Dans son discours, le directeur général chargé du Budget et de la Politique fiscale dans ce ministère M. Dominique Ndayishimiye a fait savoir que le budget national 2022/2023 a été préparé au moment où il s’observe un relâche dans la lutte contre la pandémie de la covid-19 partout au Burundi. Il a signalé que cependant, la population burundaise continue à vaquer quotidiennement à ses activités en toute sérénité, ce qui va, selon lui booster une croissance de l’économie nationale et une maîtrise de l’impact de la covid-19 sur l’économie et les finances publiques en particulier.

Selon le directeur général en charge du Budget et de la Politique fiscale au ministère des Finances, les ressources du budget général de l’État y compris les dons en capital passent de 1.562,06 milliards de BIF en 2021-2022 à 2.194,8 milliards, soit une augmentation de 40,5%. Et d’ajouter que le budget de l’État 2022-2023 connaîtra une augmentation de 44,5% des recettes fiscales hors exonérations, soit 1.562,9 milliards de francs burundais contre 1.081,8 milliards de l’année passée et une augmentation de 83,4% des recettes non fiscales c’est-à-dire 206,1 milliards contre 112,4 milliards de 2021-2022. Les dons en capital base caisse prévus pour cet exercice dont de 333,9 milliards.

Il a signalé que le gouvernement du Burundi a pris l’initiative d’accroître les ressources intérieures en renforçant la collecte des taxes sur les activités du secteur minier, en prenant des dispositions pour réduire le secteur informel à travers une fiscalité de proximité, en appliquant rigoureusement la loi qui concerne les dividendes à verser à l’État.

Il y a aussi la révision des textes et la procédure d’octroi des exonérations, l’amélioration des outils de collecte des recettes, l’informatisation de tous les services de l’OBR, le suivi rigoureux des remboursements de la TVA, le renforcement des mécanismes de lutte contre la corruption, la fraude et la contre bande ; l’amélioration des mécanismes d’élargissement de l’assiette fiscale conformément aux nouvelles lois sur les procédures fiscales, impôts sur revenus et la loi sur la TVA etc.

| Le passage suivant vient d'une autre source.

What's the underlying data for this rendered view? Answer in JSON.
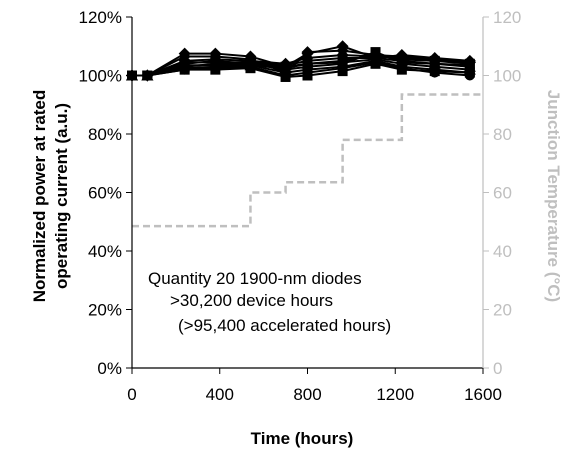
{
  "chart_data": {
    "type": "line",
    "xlabel": "Time (hours)",
    "ylabel_lines": [
      "Normalized power at rated",
      "operating current (a.u.)"
    ],
    "y2label": "Junction Temperature (°C)",
    "xlim": [
      0,
      1600
    ],
    "ylim": [
      0,
      120
    ],
    "y2lim": [
      0,
      120
    ],
    "x_ticks": [
      0,
      400,
      800,
      1200,
      1600
    ],
    "x_tick_labels": [
      "0",
      "400",
      "800",
      "1200",
      "1600"
    ],
    "y_ticks": [
      0,
      20,
      40,
      60,
      80,
      100,
      120
    ],
    "y_tick_labels": [
      "0%",
      "20%",
      "40%",
      "60%",
      "80%",
      "100%",
      "120%"
    ],
    "y2_ticks": [
      0,
      20,
      40,
      60,
      80,
      100,
      120
    ],
    "y2_tick_labels": [
      "0",
      "20",
      "40",
      "60",
      "80",
      "100",
      "120"
    ],
    "grid": false,
    "annotation_lines": [
      "Quantity 20 1900-nm diodes",
      ">30,200 device hours",
      "(>95,400 accelerated hours)"
    ],
    "colors": {
      "power": "#000000",
      "temperature": "#bfbfbf",
      "axis_right": "#bfbfbf"
    },
    "power_x": [
      0,
      70,
      240,
      380,
      540,
      700,
      800,
      960,
      1110,
      1230,
      1380,
      1540
    ],
    "power_series": [
      {
        "marker": "diamond",
        "values": [
          100,
          100,
          107.5,
          107.5,
          106.5,
          103,
          107.5,
          110,
          106,
          107,
          106,
          105
        ]
      },
      {
        "marker": "diamond",
        "values": [
          100,
          100,
          106.5,
          106.5,
          105.5,
          101,
          108,
          108.5,
          107,
          106.5,
          105.5,
          104.5
        ]
      },
      {
        "marker": "square",
        "values": [
          100,
          100,
          104,
          105,
          104,
          103,
          104,
          105,
          107,
          105.5,
          105,
          104
        ]
      },
      {
        "marker": "square",
        "values": [
          100,
          100,
          103,
          104,
          104,
          102,
          103,
          104,
          108,
          104.5,
          104,
          103.5
        ]
      },
      {
        "marker": "circle",
        "values": [
          100,
          100,
          102.5,
          103,
          103.5,
          101,
          102,
          103,
          105,
          103,
          102,
          101
        ]
      },
      {
        "marker": "circle",
        "values": [
          100,
          100,
          102,
          102.5,
          103,
          100,
          101,
          102.5,
          104.5,
          102.5,
          101,
          100
        ]
      },
      {
        "marker": "triangle",
        "values": [
          100,
          100,
          104.5,
          104.5,
          104.5,
          103.5,
          105,
          106,
          106,
          105,
          104,
          103
        ]
      },
      {
        "marker": "triangle",
        "values": [
          100,
          100,
          103.5,
          103.5,
          103.5,
          102.5,
          104,
          104.5,
          105.5,
          104,
          103,
          102
        ]
      },
      {
        "marker": "diamond",
        "values": [
          100,
          100,
          105,
          105.5,
          105,
          104,
          106,
          107,
          106.5,
          106,
          105,
          104.5
        ]
      },
      {
        "marker": "square",
        "values": [
          100,
          100,
          102,
          102,
          102.5,
          99.5,
          100,
          101.5,
          104,
          102,
          101.5,
          101
        ]
      }
    ],
    "temperature_step": {
      "x": [
        0,
        540,
        540,
        700,
        700,
        960,
        960,
        1230,
        1230,
        1600
      ],
      "y": [
        48.5,
        48.5,
        60,
        60,
        63.5,
        63.5,
        78,
        78,
        93.5,
        93.5
      ]
    }
  }
}
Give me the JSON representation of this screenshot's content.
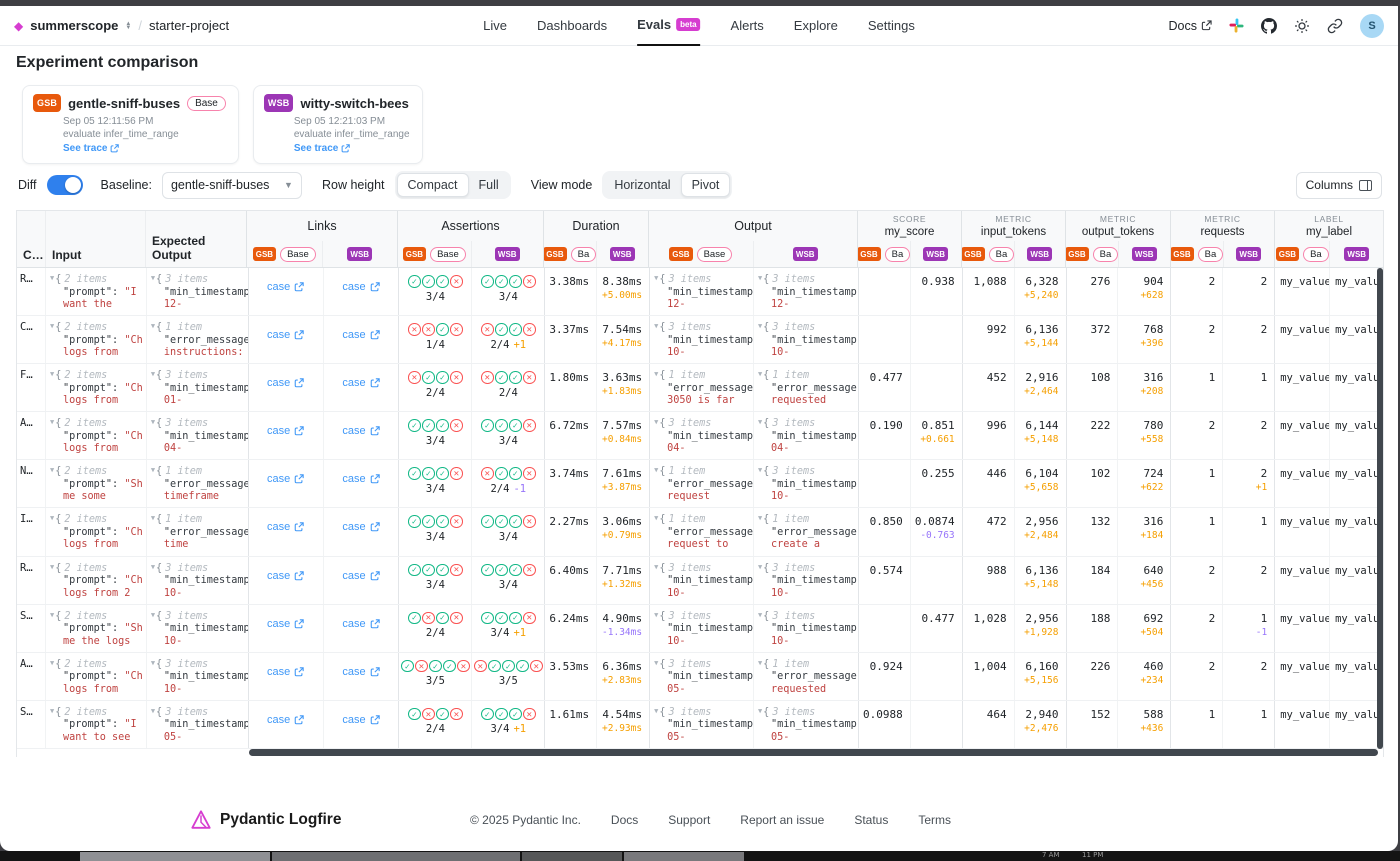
{
  "colors": {
    "brand_magenta": "#d63dd0",
    "gsb_orange": "#e8590c",
    "wsb_purple": "#9c36b5",
    "base_pill_border": "#f783ac",
    "link_blue": "#4098f7",
    "pass_green": "#12b886",
    "fail_red": "#fa5252",
    "diff_plus_orange": "#f59f00",
    "diff_minus_purple": "#9775fa",
    "toggle_blue": "#2f80ed",
    "code_red": "#bf4240"
  },
  "nav": {
    "org": "summerscope",
    "project": "starter-project",
    "tabs": [
      {
        "label": "Live"
      },
      {
        "label": "Dashboards"
      },
      {
        "label": "Evals",
        "badge": "beta",
        "active": true
      },
      {
        "label": "Alerts"
      },
      {
        "label": "Explore"
      },
      {
        "label": "Settings"
      }
    ],
    "docs_label": "Docs",
    "avatar_letter": "S"
  },
  "page_title": "Experiment comparison",
  "experiments": [
    {
      "abbr": "GSB",
      "name": "gentle-sniff-buses",
      "base_label": "Base",
      "timestamp": "Sep 05 12:11:56 PM",
      "task": "evaluate infer_time_range",
      "trace_label": "See trace"
    },
    {
      "abbr": "WSB",
      "name": "witty-switch-bees",
      "timestamp": "Sep 05 12:21:03 PM",
      "task": "evaluate infer_time_range",
      "trace_label": "See trace"
    }
  ],
  "controls": {
    "diff_label": "Diff",
    "diff_on": true,
    "baseline_label": "Baseline:",
    "baseline_value": "gentle-sniff-buses",
    "row_height": {
      "label": "Row height",
      "options": [
        "Compact",
        "Full"
      ],
      "selected": "Compact"
    },
    "view_mode": {
      "label": "View mode",
      "options": [
        "Horizontal",
        "Pivot"
      ],
      "selected": "Pivot"
    },
    "columns_button": "Columns"
  },
  "table": {
    "static_cols": [
      "C…",
      "Input",
      "Expected Output"
    ],
    "badges": {
      "gsb": "GSB",
      "wsb": "WSB"
    },
    "link_label": "case",
    "col_groups": [
      {
        "id": "links",
        "label": "Links",
        "pill": "Base"
      },
      {
        "id": "assertions",
        "label": "Assertions",
        "pill": "Base"
      },
      {
        "id": "duration",
        "label": "Duration",
        "pill": "Ba"
      },
      {
        "id": "output",
        "label": "Output",
        "pill": "Base"
      },
      {
        "id": "my_score",
        "kind": "SCORE",
        "label": "my_score",
        "pill": "Ba"
      },
      {
        "id": "input_tokens",
        "kind": "METRIC",
        "label": "input_tokens",
        "pill": "Ba"
      },
      {
        "id": "output_tokens",
        "kind": "METRIC",
        "label": "output_tokens",
        "pill": "Ba"
      },
      {
        "id": "requests",
        "kind": "METRIC",
        "label": "requests",
        "pill": "Ba"
      },
      {
        "id": "my_label",
        "kind": "LABEL",
        "label": "my_label",
        "pill": "Ba"
      }
    ],
    "rows": [
      {
        "case": "R…",
        "input": {
          "items": "2 items",
          "k": "\"prompt\": ",
          "v": "\"I",
          "cont": "want the"
        },
        "expected": {
          "items": "3 items",
          "k": "\"min_timestamp",
          "cont": "12-"
        },
        "assertions": {
          "gsb": {
            "icons": [
              "p",
              "p",
              "p",
              "f"
            ],
            "count": "3/4"
          },
          "wsb": {
            "icons": [
              "p",
              "p",
              "p",
              "f"
            ],
            "count": "3/4"
          }
        },
        "duration": {
          "gsb": "3.38ms",
          "wsb": "8.38ms",
          "diff": "+5.00ms"
        },
        "output": {
          "gsb": {
            "items": "3 items",
            "k": "\"min_timestamp",
            "cont": "12-"
          },
          "wsb": {
            "items": "3 items",
            "k": "\"min_timestamp",
            "cont": "12-"
          }
        },
        "my_score": {
          "gsb": "",
          "wsb": "0.938",
          "diff": ""
        },
        "input_tokens": {
          "gsb": "1,088",
          "wsb": "6,328",
          "diff": "+5,240"
        },
        "output_tokens": {
          "gsb": "276",
          "wsb": "904",
          "diff": "+628"
        },
        "requests": {
          "gsb": "2",
          "wsb": "2",
          "diff": ""
        },
        "my_label": {
          "gsb": "my_value_",
          "wsb": "my_value_"
        }
      },
      {
        "case": "C…",
        "input": {
          "items": "2 items",
          "k": "\"prompt\": ",
          "v": "\"Ch",
          "cont": "logs from"
        },
        "expected": {
          "items": "1 item",
          "k": "\"error_message",
          "cont": "instructions:"
        },
        "assertions": {
          "gsb": {
            "icons": [
              "f",
              "f",
              "p",
              "f"
            ],
            "count": "1/4"
          },
          "wsb": {
            "icons": [
              "f",
              "p",
              "p",
              "f"
            ],
            "count": "2/4",
            "diff": "+1"
          }
        },
        "duration": {
          "gsb": "3.37ms",
          "wsb": "7.54ms",
          "diff": "+4.17ms"
        },
        "output": {
          "gsb": {
            "items": "3 items",
            "k": "\"min_timestamp",
            "cont": "10-"
          },
          "wsb": {
            "items": "3 items",
            "k": "\"min_timestamp",
            "cont": "10-"
          }
        },
        "my_score": {
          "gsb": "",
          "wsb": "",
          "diff": ""
        },
        "input_tokens": {
          "gsb": "992",
          "wsb": "6,136",
          "diff": "+5,144"
        },
        "output_tokens": {
          "gsb": "372",
          "wsb": "768",
          "diff": "+396"
        },
        "requests": {
          "gsb": "2",
          "wsb": "2",
          "diff": ""
        },
        "my_label": {
          "gsb": "my_value_",
          "wsb": "my_value_"
        }
      },
      {
        "case": "F…",
        "input": {
          "items": "2 items",
          "k": "\"prompt\": ",
          "v": "\"Ch",
          "cont": "logs from"
        },
        "expected": {
          "items": "3 items",
          "k": "\"min_timestamp",
          "cont": "01-"
        },
        "assertions": {
          "gsb": {
            "icons": [
              "f",
              "p",
              "p",
              "f"
            ],
            "count": "2/4"
          },
          "wsb": {
            "icons": [
              "f",
              "p",
              "p",
              "f"
            ],
            "count": "2/4"
          }
        },
        "duration": {
          "gsb": "1.80ms",
          "wsb": "3.63ms",
          "diff": "+1.83ms"
        },
        "output": {
          "gsb": {
            "items": "1 item",
            "k": "\"error_message",
            "cont": "3050 is far"
          },
          "wsb": {
            "items": "1 item",
            "k": "\"error_message",
            "cont": "requested"
          }
        },
        "my_score": {
          "gsb": "0.477",
          "wsb": "",
          "diff": ""
        },
        "input_tokens": {
          "gsb": "452",
          "wsb": "2,916",
          "diff": "+2,464"
        },
        "output_tokens": {
          "gsb": "108",
          "wsb": "316",
          "diff": "+208"
        },
        "requests": {
          "gsb": "1",
          "wsb": "1",
          "diff": ""
        },
        "my_label": {
          "gsb": "my_value_",
          "wsb": "my_value_"
        }
      },
      {
        "case": "A…",
        "input": {
          "items": "2 items",
          "k": "\"prompt\": ",
          "v": "\"Ch",
          "cont": "logs from"
        },
        "expected": {
          "items": "3 items",
          "k": "\"min_timestamp",
          "cont": "04-"
        },
        "assertions": {
          "gsb": {
            "icons": [
              "p",
              "p",
              "p",
              "f"
            ],
            "count": "3/4"
          },
          "wsb": {
            "icons": [
              "p",
              "p",
              "p",
              "f"
            ],
            "count": "3/4"
          }
        },
        "duration": {
          "gsb": "6.72ms",
          "wsb": "7.57ms",
          "diff": "+0.84ms"
        },
        "output": {
          "gsb": {
            "items": "3 items",
            "k": "\"min_timestamp",
            "cont": "04-"
          },
          "wsb": {
            "items": "3 items",
            "k": "\"min_timestamp",
            "cont": "04-"
          }
        },
        "my_score": {
          "gsb": "0.190",
          "wsb": "0.851",
          "diff": "+0.661"
        },
        "input_tokens": {
          "gsb": "996",
          "wsb": "6,144",
          "diff": "+5,148"
        },
        "output_tokens": {
          "gsb": "222",
          "wsb": "780",
          "diff": "+558"
        },
        "requests": {
          "gsb": "2",
          "wsb": "2",
          "diff": ""
        },
        "my_label": {
          "gsb": "my_value_",
          "wsb": "my_value_"
        }
      },
      {
        "case": "N…",
        "input": {
          "items": "2 items",
          "k": "\"prompt\": ",
          "v": "\"Sh",
          "cont": "me some"
        },
        "expected": {
          "items": "1 item",
          "k": "\"error_message",
          "cont": "timeframe"
        },
        "assertions": {
          "gsb": {
            "icons": [
              "p",
              "p",
              "p",
              "f"
            ],
            "count": "3/4"
          },
          "wsb": {
            "icons": [
              "f",
              "p",
              "p",
              "f"
            ],
            "count": "2/4",
            "diff": "-1"
          }
        },
        "duration": {
          "gsb": "3.74ms",
          "wsb": "7.61ms",
          "diff": "+3.87ms"
        },
        "output": {
          "gsb": {
            "items": "1 item",
            "k": "\"error_message",
            "cont": "request"
          },
          "wsb": {
            "items": "3 items",
            "k": "\"min_timestamp",
            "cont": "10-"
          }
        },
        "my_score": {
          "gsb": "",
          "wsb": "0.255",
          "diff": ""
        },
        "input_tokens": {
          "gsb": "446",
          "wsb": "6,104",
          "diff": "+5,658"
        },
        "output_tokens": {
          "gsb": "102",
          "wsb": "724",
          "diff": "+622"
        },
        "requests": {
          "gsb": "1",
          "wsb": "2",
          "diff": "+1"
        },
        "my_label": {
          "gsb": "my_value_",
          "wsb": "my_value_"
        }
      },
      {
        "case": "I…",
        "input": {
          "items": "2 items",
          "k": "\"prompt\": ",
          "v": "\"Ch",
          "cont": "logs from"
        },
        "expected": {
          "items": "1 item",
          "k": "\"error_message",
          "cont": "time"
        },
        "assertions": {
          "gsb": {
            "icons": [
              "p",
              "p",
              "p",
              "f"
            ],
            "count": "3/4"
          },
          "wsb": {
            "icons": [
              "p",
              "p",
              "p",
              "f"
            ],
            "count": "3/4"
          }
        },
        "duration": {
          "gsb": "2.27ms",
          "wsb": "3.06ms",
          "diff": "+0.79ms"
        },
        "output": {
          "gsb": {
            "items": "1 item",
            "k": "\"error_message",
            "cont": "request to"
          },
          "wsb": {
            "items": "1 item",
            "k": "\"error_message",
            "cont": "create a"
          }
        },
        "my_score": {
          "gsb": "0.850",
          "wsb": "0.0874",
          "diff": "-0.763"
        },
        "input_tokens": {
          "gsb": "472",
          "wsb": "2,956",
          "diff": "+2,484"
        },
        "output_tokens": {
          "gsb": "132",
          "wsb": "316",
          "diff": "+184"
        },
        "requests": {
          "gsb": "1",
          "wsb": "1",
          "diff": ""
        },
        "my_label": {
          "gsb": "my_value_",
          "wsb": "my_value_"
        }
      },
      {
        "case": "R…",
        "input": {
          "items": "2 items",
          "k": "\"prompt\": ",
          "v": "\"Ch",
          "cont": "logs from 2"
        },
        "expected": {
          "items": "3 items",
          "k": "\"min_timestamp",
          "cont": "10-"
        },
        "assertions": {
          "gsb": {
            "icons": [
              "p",
              "p",
              "p",
              "f"
            ],
            "count": "3/4"
          },
          "wsb": {
            "icons": [
              "p",
              "p",
              "p",
              "f"
            ],
            "count": "3/4"
          }
        },
        "duration": {
          "gsb": "6.40ms",
          "wsb": "7.71ms",
          "diff": "+1.32ms"
        },
        "output": {
          "gsb": {
            "items": "3 items",
            "k": "\"min_timestamp",
            "cont": "10-"
          },
          "wsb": {
            "items": "3 items",
            "k": "\"min_timestamp",
            "cont": "10-"
          }
        },
        "my_score": {
          "gsb": "0.574",
          "wsb": "",
          "diff": ""
        },
        "input_tokens": {
          "gsb": "988",
          "wsb": "6,136",
          "diff": "+5,148"
        },
        "output_tokens": {
          "gsb": "184",
          "wsb": "640",
          "diff": "+456"
        },
        "requests": {
          "gsb": "2",
          "wsb": "2",
          "diff": ""
        },
        "my_label": {
          "gsb": "my_value_",
          "wsb": "my_value_"
        }
      },
      {
        "case": "S…",
        "input": {
          "items": "2 items",
          "k": "\"prompt\": ",
          "v": "\"Sh",
          "cont": "me the logs"
        },
        "expected": {
          "items": "3 items",
          "k": "\"min_timestamp",
          "cont": "10-"
        },
        "assertions": {
          "gsb": {
            "icons": [
              "p",
              "f",
              "p",
              "f"
            ],
            "count": "2/4"
          },
          "wsb": {
            "icons": [
              "p",
              "p",
              "p",
              "f"
            ],
            "count": "3/4",
            "diff": "+1"
          }
        },
        "duration": {
          "gsb": "6.24ms",
          "wsb": "4.90ms",
          "diff": "-1.34ms"
        },
        "output": {
          "gsb": {
            "items": "3 items",
            "k": "\"min_timestamp",
            "cont": "10-"
          },
          "wsb": {
            "items": "3 items",
            "k": "\"min_timestamp",
            "cont": "10-"
          }
        },
        "my_score": {
          "gsb": "",
          "wsb": "0.477",
          "diff": ""
        },
        "input_tokens": {
          "gsb": "1,028",
          "wsb": "2,956",
          "diff": "+1,928"
        },
        "output_tokens": {
          "gsb": "188",
          "wsb": "692",
          "diff": "+504"
        },
        "requests": {
          "gsb": "2",
          "wsb": "1",
          "diff": "-1"
        },
        "my_label": {
          "gsb": "my_value_",
          "wsb": "my_value_"
        }
      },
      {
        "case": "A…",
        "input": {
          "items": "2 items",
          "k": "\"prompt\": ",
          "v": "\"Ch",
          "cont": "logs from"
        },
        "expected": {
          "items": "3 items",
          "k": "\"min_timestamp",
          "cont": "10-"
        },
        "assertions": {
          "gsb": {
            "icons": [
              "p",
              "f",
              "p",
              "p",
              "f"
            ],
            "count": "3/5"
          },
          "wsb": {
            "icons": [
              "f",
              "p",
              "p",
              "p",
              "f"
            ],
            "count": "3/5"
          }
        },
        "duration": {
          "gsb": "3.53ms",
          "wsb": "6.36ms",
          "diff": "+2.83ms"
        },
        "output": {
          "gsb": {
            "items": "3 items",
            "k": "\"min_timestamp",
            "cont": "05-"
          },
          "wsb": {
            "items": "1 item",
            "k": "\"error_message",
            "cont": "requested"
          }
        },
        "my_score": {
          "gsb": "0.924",
          "wsb": "",
          "diff": ""
        },
        "input_tokens": {
          "gsb": "1,004",
          "wsb": "6,160",
          "diff": "+5,156"
        },
        "output_tokens": {
          "gsb": "226",
          "wsb": "460",
          "diff": "+234"
        },
        "requests": {
          "gsb": "2",
          "wsb": "2",
          "diff": ""
        },
        "my_label": {
          "gsb": "my_value_",
          "wsb": "my_value_"
        }
      },
      {
        "case": "S…",
        "input": {
          "items": "2 items",
          "k": "\"prompt\": ",
          "v": "\"I",
          "cont": "want to see"
        },
        "expected": {
          "items": "3 items",
          "k": "\"min_timestamp",
          "cont": "05-"
        },
        "assertions": {
          "gsb": {
            "icons": [
              "p",
              "f",
              "p",
              "f"
            ],
            "count": "2/4"
          },
          "wsb": {
            "icons": [
              "p",
              "p",
              "p",
              "f"
            ],
            "count": "3/4",
            "diff": "+1"
          }
        },
        "duration": {
          "gsb": "1.61ms",
          "wsb": "4.54ms",
          "diff": "+2.93ms"
        },
        "output": {
          "gsb": {
            "items": "3 items",
            "k": "\"min_timestamp",
            "cont": "05-"
          },
          "wsb": {
            "items": "3 items",
            "k": "\"min_timestamp",
            "cont": "05-"
          }
        },
        "my_score": {
          "gsb": "0.0988",
          "wsb": "",
          "diff": ""
        },
        "input_tokens": {
          "gsb": "464",
          "wsb": "2,940",
          "diff": "+2,476"
        },
        "output_tokens": {
          "gsb": "152",
          "wsb": "588",
          "diff": "+436"
        },
        "requests": {
          "gsb": "1",
          "wsb": "1",
          "diff": ""
        },
        "my_label": {
          "gsb": "my_value_",
          "wsb": "my_value_"
        }
      }
    ]
  },
  "footer": {
    "brand": "Pydantic Logfire",
    "links": [
      "© 2025 Pydantic Inc.",
      "Docs",
      "Support",
      "Report an issue",
      "Status",
      "Terms"
    ]
  },
  "taskbar": {
    "times": [
      "7 AM",
      "11 PM"
    ]
  }
}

Il a également signalé que le budget de l’État 2022-2023 a mis un accent particulier sur le financement de l’accroissement de la production agro-pastorale à travers la subvention des engrais organo-minéraux et la production des semences sélectionnées, le programme de repeuplement du cheptel bovin en faveur de la population regroupée en coopératives agro-pastorales. Selon toujours lui, ce budget a en effet hautement privilégié la construction du chemin de fer Uvinza-Malagarazi-Musongati-Gitega et la digitalisation des services publics. Ce budget coïncide aussi avec la mise en œuvre de la politique salariale équitable dans le secteur public.

Signalons que les dépenses de l’État pour cette exercice budgétaire sont réparties en dépenses courantes soit 1.204,5 milliards de BIF et en dépenses en capital soit 1.187,7 milliards de BIF. Signalons également que le financement du déficit qui permet d’équilibrer le budget général de l’État 2022-2023 est de 197,4 milliards contre 151,8 milliards de BIF en 2021-2022.